SCÈNE I

Toujours à Inverness. – Cour dans l'intérieur du château.

Entrent BANQUO ET FLEANCE, précédés d'un domestique qui porte un flambeau.

BANQUO. – Où en sommes-nous de la nuit, mon garçon ?

FLEANCE. – La lune est couchée ; je n'ai point entendu sonner l'heure.

BANQUO. – Et elle se couche à minuit.

FLEANCE. – Je crois qu'il est plus tard, monsieur.

BANQUO. – Tiens, prends mon épée. – Ils sont économes dans le ciel ; toutes leurs chandelles sont éteintes. – Prends encore cela ; le besoin du sommeil pèse sur moi comme du plomb, et cependant je ne voudrais pas dormir. Miséricorde du ciel, réprimez en moi ces détestables pensées où se laisse aller la nature pendant notre repos. (Entre Macbeth, avec un domestique portant un flambeau.) (À Fleance.) Donne-moi mon épée. – Qui est là ?

MACBETH. – Un ami.

BANQUO. – Quoi, monsieur ! pas encore au lit ? Le roi est couché. – Il a joui d'un plaisir inaccoutumé : vos serviteurs ont reçu de sa part de grandes largesses ; il offre ce diamant à votre épouse, en la saluant du nom de la plus aimable hôtesse ; et il s'est retiré satisfait au delà de toute expression.

MACBETH. – N'étant pas préparés à le recevoir, notre volonté s'est trouvée assujettie à un défaut de moyens qui ne lui a pas permis de s'exercer librement.

BANQUO. – Tout s'est bien passé. – La nuit dernière j'ai rêvé des trois sœurs du Destin : elles se sont montrées assez véridiques à votre égard.

MACBETH. – Je n'y songe plus. Cependant, quand nous en trouverons le temps, je voudrais vous dire quelques mots de cette affaire, si vous pouvez m'en accorder le temps.

BANQUO. – Quand cela vous sera agréable.

MACBETH. – Si vous vous unissez à mes combinaisons, lorsqu'elles auront lieu, il vous en reviendra de l'honneur.

BANQUO. – Je me déterminerai pour ce qui ne m'exposera pas à le perdre en cherchant à l'augmenter, et me laissera conserver un cœur droit et une fidélité sans tache.

MACBETH. – En attendant, bonne nuit.

BANQUO. – Grand merci, monsieur ! je vous en souhaite autant.

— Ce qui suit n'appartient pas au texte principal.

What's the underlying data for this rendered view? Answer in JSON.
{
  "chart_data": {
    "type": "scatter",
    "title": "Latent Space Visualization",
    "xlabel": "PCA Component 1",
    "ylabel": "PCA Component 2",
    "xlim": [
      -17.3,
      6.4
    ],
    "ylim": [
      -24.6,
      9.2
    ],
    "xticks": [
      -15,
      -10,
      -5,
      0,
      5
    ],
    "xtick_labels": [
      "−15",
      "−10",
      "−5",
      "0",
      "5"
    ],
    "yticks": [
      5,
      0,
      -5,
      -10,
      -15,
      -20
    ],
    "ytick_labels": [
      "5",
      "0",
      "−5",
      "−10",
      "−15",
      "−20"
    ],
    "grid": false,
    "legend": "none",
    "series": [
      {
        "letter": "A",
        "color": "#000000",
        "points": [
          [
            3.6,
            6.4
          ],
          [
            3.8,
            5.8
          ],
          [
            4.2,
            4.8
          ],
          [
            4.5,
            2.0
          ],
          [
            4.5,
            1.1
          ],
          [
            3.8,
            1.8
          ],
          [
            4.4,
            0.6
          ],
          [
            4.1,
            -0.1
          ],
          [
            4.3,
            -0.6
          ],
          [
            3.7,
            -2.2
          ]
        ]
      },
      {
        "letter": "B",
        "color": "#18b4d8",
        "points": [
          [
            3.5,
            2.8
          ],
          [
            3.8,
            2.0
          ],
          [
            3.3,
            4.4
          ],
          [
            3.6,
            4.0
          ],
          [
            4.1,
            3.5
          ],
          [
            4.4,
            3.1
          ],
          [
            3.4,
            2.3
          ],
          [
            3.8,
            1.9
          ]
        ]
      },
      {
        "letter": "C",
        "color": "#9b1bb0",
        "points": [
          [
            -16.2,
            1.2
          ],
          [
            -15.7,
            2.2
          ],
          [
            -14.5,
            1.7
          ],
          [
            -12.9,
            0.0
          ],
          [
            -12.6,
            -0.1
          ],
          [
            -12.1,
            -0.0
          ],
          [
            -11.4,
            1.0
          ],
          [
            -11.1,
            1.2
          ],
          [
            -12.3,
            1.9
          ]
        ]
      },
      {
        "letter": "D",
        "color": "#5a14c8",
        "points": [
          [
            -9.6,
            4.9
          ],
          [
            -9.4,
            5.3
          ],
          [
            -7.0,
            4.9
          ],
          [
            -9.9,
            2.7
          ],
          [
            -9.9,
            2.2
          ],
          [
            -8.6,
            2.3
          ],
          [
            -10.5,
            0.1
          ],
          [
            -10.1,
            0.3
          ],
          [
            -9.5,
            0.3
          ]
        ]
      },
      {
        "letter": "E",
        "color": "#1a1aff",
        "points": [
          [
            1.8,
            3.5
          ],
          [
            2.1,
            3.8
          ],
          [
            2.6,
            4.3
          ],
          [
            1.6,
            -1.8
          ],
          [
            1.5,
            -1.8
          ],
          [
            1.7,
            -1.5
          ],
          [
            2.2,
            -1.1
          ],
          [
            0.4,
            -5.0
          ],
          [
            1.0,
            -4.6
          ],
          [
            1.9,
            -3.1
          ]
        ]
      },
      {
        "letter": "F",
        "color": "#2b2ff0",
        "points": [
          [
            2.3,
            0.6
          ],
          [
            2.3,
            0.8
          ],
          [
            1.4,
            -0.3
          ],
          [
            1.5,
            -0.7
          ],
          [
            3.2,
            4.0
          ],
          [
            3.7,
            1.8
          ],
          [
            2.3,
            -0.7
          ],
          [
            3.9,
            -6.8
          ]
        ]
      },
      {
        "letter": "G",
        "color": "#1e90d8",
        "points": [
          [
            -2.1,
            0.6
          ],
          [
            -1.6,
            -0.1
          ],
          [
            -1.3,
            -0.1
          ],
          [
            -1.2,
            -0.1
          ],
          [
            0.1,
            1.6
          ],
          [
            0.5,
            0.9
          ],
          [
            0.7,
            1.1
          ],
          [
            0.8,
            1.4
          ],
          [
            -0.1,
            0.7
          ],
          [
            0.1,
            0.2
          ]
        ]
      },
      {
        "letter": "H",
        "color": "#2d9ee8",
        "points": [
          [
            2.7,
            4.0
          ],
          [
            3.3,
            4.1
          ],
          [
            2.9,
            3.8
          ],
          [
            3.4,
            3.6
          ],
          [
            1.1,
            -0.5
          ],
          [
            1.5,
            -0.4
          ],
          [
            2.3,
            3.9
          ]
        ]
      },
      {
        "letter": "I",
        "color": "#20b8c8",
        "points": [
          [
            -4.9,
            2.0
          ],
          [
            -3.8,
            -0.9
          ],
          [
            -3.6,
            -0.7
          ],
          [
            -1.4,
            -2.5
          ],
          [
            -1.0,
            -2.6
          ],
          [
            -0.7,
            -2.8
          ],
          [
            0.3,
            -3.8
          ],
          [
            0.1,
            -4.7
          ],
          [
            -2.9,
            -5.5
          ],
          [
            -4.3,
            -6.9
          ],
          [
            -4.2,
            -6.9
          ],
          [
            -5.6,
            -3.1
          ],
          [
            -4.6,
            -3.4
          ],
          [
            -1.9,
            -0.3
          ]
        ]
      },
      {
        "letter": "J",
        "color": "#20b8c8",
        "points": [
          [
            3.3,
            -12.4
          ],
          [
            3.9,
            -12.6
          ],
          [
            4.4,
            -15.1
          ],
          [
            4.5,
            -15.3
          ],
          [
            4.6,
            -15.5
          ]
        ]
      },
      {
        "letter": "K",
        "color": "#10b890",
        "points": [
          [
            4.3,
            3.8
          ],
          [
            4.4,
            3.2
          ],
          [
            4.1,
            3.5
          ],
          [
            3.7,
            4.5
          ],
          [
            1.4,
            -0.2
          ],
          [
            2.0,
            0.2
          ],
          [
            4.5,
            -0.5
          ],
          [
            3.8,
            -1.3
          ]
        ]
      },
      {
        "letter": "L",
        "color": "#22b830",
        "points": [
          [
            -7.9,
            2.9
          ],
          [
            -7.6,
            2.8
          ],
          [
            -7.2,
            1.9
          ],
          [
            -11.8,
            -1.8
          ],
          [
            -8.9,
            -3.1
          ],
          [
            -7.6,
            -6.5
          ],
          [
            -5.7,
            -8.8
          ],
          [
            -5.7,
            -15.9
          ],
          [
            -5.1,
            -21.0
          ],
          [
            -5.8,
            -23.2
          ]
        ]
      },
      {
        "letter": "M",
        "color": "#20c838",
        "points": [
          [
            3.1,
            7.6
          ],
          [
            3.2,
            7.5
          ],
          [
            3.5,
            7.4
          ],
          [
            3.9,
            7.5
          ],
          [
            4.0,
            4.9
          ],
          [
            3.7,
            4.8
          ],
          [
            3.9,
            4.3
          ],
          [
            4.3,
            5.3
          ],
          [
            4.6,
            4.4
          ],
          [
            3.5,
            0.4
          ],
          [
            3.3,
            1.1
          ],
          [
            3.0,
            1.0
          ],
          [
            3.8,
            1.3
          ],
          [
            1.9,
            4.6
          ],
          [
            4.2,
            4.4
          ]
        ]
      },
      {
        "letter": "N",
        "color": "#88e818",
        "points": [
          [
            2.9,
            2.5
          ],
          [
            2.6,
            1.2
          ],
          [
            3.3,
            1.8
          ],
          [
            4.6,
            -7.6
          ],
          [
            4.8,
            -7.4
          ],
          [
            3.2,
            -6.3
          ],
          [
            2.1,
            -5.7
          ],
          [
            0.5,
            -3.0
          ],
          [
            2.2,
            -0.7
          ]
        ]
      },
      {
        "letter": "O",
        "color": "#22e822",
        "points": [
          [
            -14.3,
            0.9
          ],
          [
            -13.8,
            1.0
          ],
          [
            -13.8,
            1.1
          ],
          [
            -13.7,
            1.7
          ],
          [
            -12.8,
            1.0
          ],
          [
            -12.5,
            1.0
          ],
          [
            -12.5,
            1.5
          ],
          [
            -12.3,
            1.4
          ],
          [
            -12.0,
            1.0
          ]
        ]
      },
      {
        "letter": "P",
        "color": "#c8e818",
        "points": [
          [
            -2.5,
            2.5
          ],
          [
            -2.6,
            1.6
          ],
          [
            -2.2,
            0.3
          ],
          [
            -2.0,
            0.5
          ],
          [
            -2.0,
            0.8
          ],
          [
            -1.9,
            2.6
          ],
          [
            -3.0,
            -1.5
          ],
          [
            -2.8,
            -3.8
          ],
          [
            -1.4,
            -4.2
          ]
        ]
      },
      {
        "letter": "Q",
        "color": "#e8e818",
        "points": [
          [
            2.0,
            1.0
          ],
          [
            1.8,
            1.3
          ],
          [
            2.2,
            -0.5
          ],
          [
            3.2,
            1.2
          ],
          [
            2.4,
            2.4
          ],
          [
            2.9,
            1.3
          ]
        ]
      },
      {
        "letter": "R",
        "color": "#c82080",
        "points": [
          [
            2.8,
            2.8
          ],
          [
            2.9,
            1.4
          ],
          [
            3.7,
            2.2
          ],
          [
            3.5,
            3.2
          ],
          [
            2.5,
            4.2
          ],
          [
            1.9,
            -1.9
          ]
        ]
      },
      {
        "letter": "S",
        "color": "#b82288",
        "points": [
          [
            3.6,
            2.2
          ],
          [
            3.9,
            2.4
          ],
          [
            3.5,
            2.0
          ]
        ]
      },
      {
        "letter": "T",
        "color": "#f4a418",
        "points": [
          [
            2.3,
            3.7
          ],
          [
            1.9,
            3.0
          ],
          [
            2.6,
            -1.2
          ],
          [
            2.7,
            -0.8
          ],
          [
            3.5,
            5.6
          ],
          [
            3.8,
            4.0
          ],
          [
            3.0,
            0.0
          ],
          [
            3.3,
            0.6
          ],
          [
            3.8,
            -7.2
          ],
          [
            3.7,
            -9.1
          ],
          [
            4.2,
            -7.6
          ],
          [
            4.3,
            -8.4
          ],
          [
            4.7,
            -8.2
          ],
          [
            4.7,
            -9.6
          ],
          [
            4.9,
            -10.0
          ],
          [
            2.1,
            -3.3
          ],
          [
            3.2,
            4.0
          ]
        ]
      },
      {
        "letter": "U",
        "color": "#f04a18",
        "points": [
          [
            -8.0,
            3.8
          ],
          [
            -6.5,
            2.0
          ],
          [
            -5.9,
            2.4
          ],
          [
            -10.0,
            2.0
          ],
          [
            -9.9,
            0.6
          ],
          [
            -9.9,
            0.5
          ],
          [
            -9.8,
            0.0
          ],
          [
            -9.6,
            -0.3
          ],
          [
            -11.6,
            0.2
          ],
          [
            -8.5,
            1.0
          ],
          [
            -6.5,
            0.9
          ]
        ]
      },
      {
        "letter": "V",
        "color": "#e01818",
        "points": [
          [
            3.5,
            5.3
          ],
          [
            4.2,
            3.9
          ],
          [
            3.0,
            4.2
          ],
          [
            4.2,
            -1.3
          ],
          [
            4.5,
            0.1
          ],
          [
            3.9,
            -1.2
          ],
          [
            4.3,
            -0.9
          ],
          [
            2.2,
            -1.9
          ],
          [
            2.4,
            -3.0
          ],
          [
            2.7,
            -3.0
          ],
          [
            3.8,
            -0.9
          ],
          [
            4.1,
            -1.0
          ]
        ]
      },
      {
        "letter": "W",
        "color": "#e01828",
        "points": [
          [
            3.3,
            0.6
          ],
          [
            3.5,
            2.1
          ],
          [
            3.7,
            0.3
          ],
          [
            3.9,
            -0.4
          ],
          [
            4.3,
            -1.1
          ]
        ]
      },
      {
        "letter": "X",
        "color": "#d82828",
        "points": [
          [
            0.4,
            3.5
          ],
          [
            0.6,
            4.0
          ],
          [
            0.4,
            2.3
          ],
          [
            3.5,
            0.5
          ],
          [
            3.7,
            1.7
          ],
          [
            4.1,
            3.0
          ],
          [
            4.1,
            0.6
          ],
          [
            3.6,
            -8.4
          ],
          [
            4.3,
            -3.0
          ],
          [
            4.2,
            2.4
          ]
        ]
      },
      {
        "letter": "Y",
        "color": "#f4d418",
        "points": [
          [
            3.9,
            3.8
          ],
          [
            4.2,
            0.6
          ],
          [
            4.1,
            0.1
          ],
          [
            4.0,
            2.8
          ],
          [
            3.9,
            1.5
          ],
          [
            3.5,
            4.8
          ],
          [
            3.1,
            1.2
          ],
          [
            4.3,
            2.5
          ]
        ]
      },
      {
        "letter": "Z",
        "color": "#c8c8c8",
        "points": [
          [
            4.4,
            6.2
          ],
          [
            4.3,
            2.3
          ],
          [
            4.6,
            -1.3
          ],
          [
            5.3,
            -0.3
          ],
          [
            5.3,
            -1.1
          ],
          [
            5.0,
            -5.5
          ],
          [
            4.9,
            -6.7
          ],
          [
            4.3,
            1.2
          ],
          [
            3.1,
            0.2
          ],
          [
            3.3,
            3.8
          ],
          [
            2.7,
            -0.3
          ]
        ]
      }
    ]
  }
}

(Banquo et Fleance sortent.)

MACBETH. – Va, dis à ta maîtresse de sonner un coup de clochette quand ma boisson sera prête. Va te mettre au lit. (Le domestique sort.) – Est-ce un poignard que je vois devant moi, la poignée tournée vers ma main ? Viens, que je te saisisse. – Je ne te tiens pas, et cependant je te vois toujours. Fatale vision, n'es-tu pas sensible au toucher comme à la vue ? ou n'es-tu qu'un poignard né de ma pensée, le produit mensonger d'une tête fatiguée du battement de mes artères ? Je te vois encore, et sous une forme aussi palpable que celui que je tire en ce moment. Tu me montres le chemin que j'allais suivre, et l'instrument dont j'allais me servir. – Ou mes yeux sont de mes sens les seuls abusés, ou bien ils valent seuls tous les autres. – Je te vois toujours, et sur ta lame, sur ta poignée, je vois des gouttes de sang qui n'y étaient pas tout à l'heure. – Il n'y a là rien de réel. C'est mon projet sanguinaire qui prend cette forme à mes yeux. – Maintenant dans la moitié du monde la nature semble morte, et des songes funestes abusent le sommeil enveloppé de rideaux. Maintenant les sorcières célèbrent leurs sacrifices à la pâle Hécate. Voici l'heure où le meurtre décharné, averti par sa sentinelle, le loup, dont les hurlements lui servent de garde, s'avance, comme un fantôme à pas furtifs, avec les enjambées de Tarquin le ravisseur, vers l'exécution de ses desseins. – Ô toi, terre solide et bien affermie, garde-toi d'entendre mes pas, quelque chemin qu'ils prennent, de peur que tes pierres n'aillent se dire entre elles où je suis, et ravir à ce moment l'horrible occasion qui lui convient si bien. – Tandis que je menace, il vit. – Les paroles portent un souffle trop froid sur la chaleur de l'action. (La cloche sonne.) – J'y vais. C'en est fait, la cloche m'avertit. Ne l'entends pas, Duncan ; c'est le glas qui t'appelle au ciel ou aux enfers.